Kunst / Achtergrond
special: STRP Festival

STRP 2011: ja!

Art & Technology festival STRP haalde het kind in haar bezoekers naar boven door op speelse, interactieve wijze de relatie met technologie uit te dagen en te onderzoeken.

Hoogleraar Filosofie van Mens en Techniek, Peter-Paul Verbeek, stelt in zijn meest recente boek De grens van de mens. Over techniek, ethiek en de menselijke natuur (2011, Lemniscaat) dat we in de huidige vertechnologiseerde maatschappij een nieuwe houding ten opzichte van een leven met techniek moeten innemen. Hij haalt hiervoor beeldend een parabel uit Nietzsches Zarathoestra aan waarin de mens zich ontwikkelt van kameel tot leeuw en vervolgens van leeuw tot kind.
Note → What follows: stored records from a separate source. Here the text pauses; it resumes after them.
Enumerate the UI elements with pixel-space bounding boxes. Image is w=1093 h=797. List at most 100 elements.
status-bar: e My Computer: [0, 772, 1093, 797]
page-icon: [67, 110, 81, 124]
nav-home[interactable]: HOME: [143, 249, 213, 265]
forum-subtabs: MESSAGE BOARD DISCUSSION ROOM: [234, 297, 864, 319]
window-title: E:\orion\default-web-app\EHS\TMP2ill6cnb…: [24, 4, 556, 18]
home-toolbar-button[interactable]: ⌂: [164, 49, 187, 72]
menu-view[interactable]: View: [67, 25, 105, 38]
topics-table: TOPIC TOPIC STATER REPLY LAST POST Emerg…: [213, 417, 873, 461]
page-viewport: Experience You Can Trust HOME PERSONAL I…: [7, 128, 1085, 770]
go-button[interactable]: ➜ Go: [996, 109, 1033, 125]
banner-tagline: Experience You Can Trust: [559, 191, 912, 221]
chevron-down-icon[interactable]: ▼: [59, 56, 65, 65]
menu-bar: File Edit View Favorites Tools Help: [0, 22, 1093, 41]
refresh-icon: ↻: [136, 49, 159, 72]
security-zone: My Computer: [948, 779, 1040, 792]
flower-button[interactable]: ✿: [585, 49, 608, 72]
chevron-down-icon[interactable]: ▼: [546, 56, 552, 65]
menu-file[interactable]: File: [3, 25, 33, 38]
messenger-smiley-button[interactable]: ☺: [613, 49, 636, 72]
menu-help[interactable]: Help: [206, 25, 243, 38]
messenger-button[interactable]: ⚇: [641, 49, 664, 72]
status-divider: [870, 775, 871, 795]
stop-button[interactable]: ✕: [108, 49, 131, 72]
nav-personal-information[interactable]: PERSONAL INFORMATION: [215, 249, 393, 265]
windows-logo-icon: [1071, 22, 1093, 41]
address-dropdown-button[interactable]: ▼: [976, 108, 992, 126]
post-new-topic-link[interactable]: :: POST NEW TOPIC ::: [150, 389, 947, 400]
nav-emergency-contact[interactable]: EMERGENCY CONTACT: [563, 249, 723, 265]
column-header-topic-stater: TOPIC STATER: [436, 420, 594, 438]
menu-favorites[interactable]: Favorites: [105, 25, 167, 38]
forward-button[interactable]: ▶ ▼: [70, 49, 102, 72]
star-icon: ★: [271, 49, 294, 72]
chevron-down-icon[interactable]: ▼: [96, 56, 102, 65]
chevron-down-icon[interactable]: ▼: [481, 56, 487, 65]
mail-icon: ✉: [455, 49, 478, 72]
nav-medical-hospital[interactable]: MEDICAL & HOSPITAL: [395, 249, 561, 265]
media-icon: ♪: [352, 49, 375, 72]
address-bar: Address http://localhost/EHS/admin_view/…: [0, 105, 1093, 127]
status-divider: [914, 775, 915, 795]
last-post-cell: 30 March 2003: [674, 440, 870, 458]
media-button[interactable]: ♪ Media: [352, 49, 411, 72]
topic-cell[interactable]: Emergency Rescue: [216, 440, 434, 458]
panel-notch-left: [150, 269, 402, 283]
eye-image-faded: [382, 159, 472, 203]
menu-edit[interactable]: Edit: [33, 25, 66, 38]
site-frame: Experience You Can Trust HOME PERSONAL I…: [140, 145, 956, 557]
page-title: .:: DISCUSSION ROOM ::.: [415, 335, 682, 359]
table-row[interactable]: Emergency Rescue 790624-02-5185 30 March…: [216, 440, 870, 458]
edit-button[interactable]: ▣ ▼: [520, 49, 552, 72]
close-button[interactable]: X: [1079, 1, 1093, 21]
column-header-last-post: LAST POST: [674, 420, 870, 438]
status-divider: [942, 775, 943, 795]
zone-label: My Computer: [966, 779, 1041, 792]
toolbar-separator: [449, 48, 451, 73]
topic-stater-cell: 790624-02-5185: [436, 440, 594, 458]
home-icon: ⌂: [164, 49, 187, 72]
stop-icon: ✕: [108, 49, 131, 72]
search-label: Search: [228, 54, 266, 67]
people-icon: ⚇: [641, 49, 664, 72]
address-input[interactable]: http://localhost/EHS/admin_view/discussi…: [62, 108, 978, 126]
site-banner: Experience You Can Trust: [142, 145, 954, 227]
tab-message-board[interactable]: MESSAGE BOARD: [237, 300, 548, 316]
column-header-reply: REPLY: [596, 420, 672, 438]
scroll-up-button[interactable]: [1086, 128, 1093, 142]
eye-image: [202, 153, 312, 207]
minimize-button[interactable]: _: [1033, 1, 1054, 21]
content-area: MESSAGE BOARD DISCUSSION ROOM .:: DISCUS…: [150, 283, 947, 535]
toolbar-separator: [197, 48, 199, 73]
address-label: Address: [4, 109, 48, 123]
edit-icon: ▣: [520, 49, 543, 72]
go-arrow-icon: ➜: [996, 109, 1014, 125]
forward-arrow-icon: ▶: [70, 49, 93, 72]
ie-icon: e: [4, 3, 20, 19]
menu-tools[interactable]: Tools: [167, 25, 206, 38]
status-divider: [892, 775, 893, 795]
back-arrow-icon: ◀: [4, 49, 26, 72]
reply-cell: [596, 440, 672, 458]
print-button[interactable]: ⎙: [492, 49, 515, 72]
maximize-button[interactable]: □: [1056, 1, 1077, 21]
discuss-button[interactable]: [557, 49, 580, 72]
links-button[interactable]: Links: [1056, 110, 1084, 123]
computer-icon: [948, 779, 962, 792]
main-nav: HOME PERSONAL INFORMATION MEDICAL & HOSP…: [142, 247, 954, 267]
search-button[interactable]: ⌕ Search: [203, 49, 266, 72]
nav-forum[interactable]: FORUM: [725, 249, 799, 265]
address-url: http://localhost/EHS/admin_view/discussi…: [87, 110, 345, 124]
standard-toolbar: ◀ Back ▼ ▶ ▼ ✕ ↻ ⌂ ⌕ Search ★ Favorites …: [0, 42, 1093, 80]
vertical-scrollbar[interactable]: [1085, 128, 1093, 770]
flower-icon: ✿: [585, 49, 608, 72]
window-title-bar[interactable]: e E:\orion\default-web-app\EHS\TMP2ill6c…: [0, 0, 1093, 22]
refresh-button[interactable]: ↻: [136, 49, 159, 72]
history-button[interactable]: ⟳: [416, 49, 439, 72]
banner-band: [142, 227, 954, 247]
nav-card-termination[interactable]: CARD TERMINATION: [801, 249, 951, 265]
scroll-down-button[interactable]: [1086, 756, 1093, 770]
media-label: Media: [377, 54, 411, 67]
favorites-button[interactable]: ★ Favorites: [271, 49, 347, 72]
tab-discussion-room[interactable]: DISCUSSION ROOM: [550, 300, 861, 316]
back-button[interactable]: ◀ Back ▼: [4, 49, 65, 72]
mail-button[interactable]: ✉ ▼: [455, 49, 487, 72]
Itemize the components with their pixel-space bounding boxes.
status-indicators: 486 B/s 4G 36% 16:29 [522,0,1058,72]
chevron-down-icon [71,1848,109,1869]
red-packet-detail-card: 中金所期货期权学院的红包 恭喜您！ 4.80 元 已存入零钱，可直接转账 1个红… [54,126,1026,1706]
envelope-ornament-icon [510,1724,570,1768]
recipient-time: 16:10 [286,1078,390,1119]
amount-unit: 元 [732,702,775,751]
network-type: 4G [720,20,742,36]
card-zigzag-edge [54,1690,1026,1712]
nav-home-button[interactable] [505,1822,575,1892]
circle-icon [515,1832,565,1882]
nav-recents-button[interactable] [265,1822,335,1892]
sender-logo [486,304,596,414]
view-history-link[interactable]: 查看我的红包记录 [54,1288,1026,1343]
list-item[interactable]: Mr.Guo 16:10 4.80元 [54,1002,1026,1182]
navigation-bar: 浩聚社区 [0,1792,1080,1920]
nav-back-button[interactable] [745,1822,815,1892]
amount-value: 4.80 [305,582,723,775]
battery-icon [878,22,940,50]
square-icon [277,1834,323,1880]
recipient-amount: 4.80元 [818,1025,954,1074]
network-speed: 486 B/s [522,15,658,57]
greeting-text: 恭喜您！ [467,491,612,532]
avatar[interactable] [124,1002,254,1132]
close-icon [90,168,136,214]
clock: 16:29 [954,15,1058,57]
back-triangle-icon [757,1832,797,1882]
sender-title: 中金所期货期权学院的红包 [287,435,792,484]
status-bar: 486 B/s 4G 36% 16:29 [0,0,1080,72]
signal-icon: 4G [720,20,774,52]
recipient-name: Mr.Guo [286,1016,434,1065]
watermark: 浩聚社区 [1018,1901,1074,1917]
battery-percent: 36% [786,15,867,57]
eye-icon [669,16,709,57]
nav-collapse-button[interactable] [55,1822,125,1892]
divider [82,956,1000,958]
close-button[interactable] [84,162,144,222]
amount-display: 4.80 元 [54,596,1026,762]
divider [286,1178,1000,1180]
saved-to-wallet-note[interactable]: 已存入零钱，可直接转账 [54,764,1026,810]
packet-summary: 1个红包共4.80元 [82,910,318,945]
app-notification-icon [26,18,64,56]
Als kameel gaat de mens als een slaaf gebukt onder de technologische ontwikkelingen, als leeuw brult hij alleen agressief ‘nee’ tegen alle mogelijke risico’s ervan, maar als kind kijkt hij, zo schrijft Verbeek, weer nieuwsgierig rond en omarmt al wat nieuw is met een hartgrondig ‘ja!’. Een ja, dat volgens Verbeek broodnodig is om onze levens die voortdurend gevormd worden door en met de techniek om ons heen, te kunnen bijsturen en te herijken in deze onvermijdelijke verstrengeling met nieuwe technieken.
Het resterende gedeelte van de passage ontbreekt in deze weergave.